Facebook、AI採用の画像の音声キャプションを視覚障害者向けに提供開始

人工知能研究に注力するFacebookが、自社開発の物体認識技術を採用した投稿写真の内容説明読み上げ機能「自動代替テキスト」を発表した。目の不自由なユーザーはサービスに投稿された写真をスワイプすることでその説明を再生できる。

» 2016年04月05日 15時10分 公開
[佐藤由紀子ITmedia]

 米Facebookは4月4日(現地時間)、Facebookの各種サービスに投稿された画像の内容を人工知能(AI)で解析し、音声で内容を説明する「自動代替テキスト」機能を発表した。まずは英語版iOSアプリでテストを開始した。iOSの画面読み上げ機能を有効にしておくと利用できる。

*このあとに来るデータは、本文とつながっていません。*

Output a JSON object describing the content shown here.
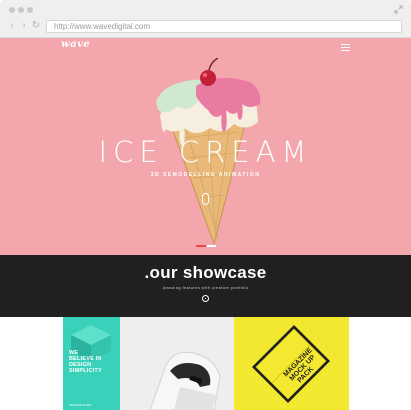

 Facebookによると、毎日20億件以上の写真がFacebook、Instagram、Facebookメッセンジャー、WhatsApp上で共有されている。目の不自由な人はこれらの写真を見られず、音声読み上げ機能を使うとテキストは読み上げられるが写真については写真が添付されていることが分かるだけだ。例えば「日曜日のぜいたく!」という投稿にピザの写真がついていても、読み上げられるのは「日曜日のぜいたく 写真」となる。

 自動代替テキスト機能は、物体認識技術を採用することで写真の内容の説明を自動的に生成する。Facebookサービス上に表示されている写真をスワイプすると、写真の内容の音声による説明を再生できる。例えば上述のピザの投稿の場合は、「日曜日のぜいたく 写真、食べ物のピザ、○人が反応し、○人がシェアしました」と読み上げられる。

 caption 1 画面をスワイプすると音声で写真の内容説明が再生される

 Facebookは米Googleや米Microsoftと同様に人工知能開発に注力しており、画像認識技術を採用した自動アルバム生成サービス「Moments」も提供している。

 同社は約5万人の視覚障害を持つFacebookユーザーのアクティビティを解析した結果、こうしたユーザーのソーシャルネットワークは平均より小さく、また、目の不自由さに関連する投稿が多いことが分かったという。この研究に基いて、今後も視覚障害を持つユーザーのためのサービス改善を進めていくとしている。

 caption 2 「頭の中で写真が見える」と喜ぶユーザー

 米Twitterも3月末、ツイートに添付された画像の内容を読み上げる機能を追加したが、こちらは人工知能による自動解析ではなく、画像を添付するユーザーがあらかじめ説明を入力しておく必要がある。